An algorithm is correct if three conditions are fulfilled for every feasible input:

  1. All operations are well-defined. For example, access to an array component outside the array's index range and accessing an attribute or method of void are ill-defined operations.
  2. Each loop and recursion terminates regularly, that is, the break condition is fulfilled after a finite number of operations.
  3. The output delivered by the algorithm is a feasible solution to the given input.

Invariant

  1. The invariant of a loop consists of all assertions that are true immediately before the first iteration, immediately after the last iteration, and between two iterations. These assertions are called the invariant assertions of this loop.
  2. The invariant of a recursion consists of all assertions that are fulfilled immediately after each recursive call. These assertions are called the invariant assertions of this recursion.

Remarks:

  1. If an algorithm only accesses its input and its own local data, the invariant assertions are assertions about these local data and nothing else.
  2. The invariant of an algorithm has a specific function in the correctness proof for the algorithm. Typically, in a documentation, only those invariant assertions are stated that are relevant for this purpose.
  3. The invariant is also essential for testing purposes: a white-box test of a loop/recursion should definitely check maintenance of all relevant invariant assertions.
  4. Last not least, the invariant is the very "essence" of the algorithmic idea; understanding the algorithm deeply amounts to understanding the invariant.

Variant

  1. The variant of a loop consists of all differences between the state immediately before an iteration and the state immediately after that iteration (typically, but not exclusively, the values of integral loop variables).
  2. The variant of a recursion consists of all differences between the input of a recursive call [math]\displaystyle{ X }[/math] and the inputs of all recursive calls that are directly called in [math]\displaystyle{ X }[/math] (typically, but not exclusively, some integral measure of the size of the input).

Remarks:

  1. If an algorithm only accesses its input and its own local data, the variant states changes of the contents of these local data and nothing else.
  2. The variant of an algorithm has a specific function in the correctness proof for the algorithm.
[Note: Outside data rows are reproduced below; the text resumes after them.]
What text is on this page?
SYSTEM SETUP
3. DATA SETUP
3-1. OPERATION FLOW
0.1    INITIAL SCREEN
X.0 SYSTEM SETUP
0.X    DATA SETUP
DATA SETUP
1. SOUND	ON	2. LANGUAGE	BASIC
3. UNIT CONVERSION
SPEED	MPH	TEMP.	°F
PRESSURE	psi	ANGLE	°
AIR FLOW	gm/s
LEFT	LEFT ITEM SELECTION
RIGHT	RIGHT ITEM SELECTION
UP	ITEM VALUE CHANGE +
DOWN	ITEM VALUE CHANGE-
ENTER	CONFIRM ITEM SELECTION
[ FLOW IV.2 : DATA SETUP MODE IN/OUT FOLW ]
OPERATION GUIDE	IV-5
Typically, in a documentation, only those variant assertions are stated that are relevant for this purpose.
  3. The variant is also essential for testing purposes: a white-box test of a loop/recursion should definitely check all relevant changes.

Correctness proofs

  1. Assuming the algorithm is correct:
    1. The variant implies that the break condition will be fulfilled
      1. after a finite number of iterations in case of a loop;
      2. after a finite number of recursive calls in case of a recursion.
    2. Correctness of the output follows from what the invariant says about the state immediately after the last iteration.
  2. Proving the invariant amounts to an induction on the number of iterations performed so far / the recursion parameter over which the variant of the recursion id defined.
    1. The invariant is the induction hypothesis.
    2. Proving the induction basis amounts to proving that the initialization establishes the invariant.
    3. Proving the induction step amounts to proving that an iteration / a recursive call maintains the invariant.

Remarks:

  1. In a nutshell, the variant proves termination, and the invariant proves that the output is correct.
  2. Typically, well-definedness of all operations is not considered explicitly in correctness proofs. The reason is that well-definedness is non-trivial in rare cases only.
  3. In many cases, correctness of the output follows immediately from what the invariant says about the state immediately after the last iteration; in other cases, additional arguments are necessary to prove correctness of the output.
  4. The variant is also essential to estimate, asymptotically, the number of iterations / the recursion depth.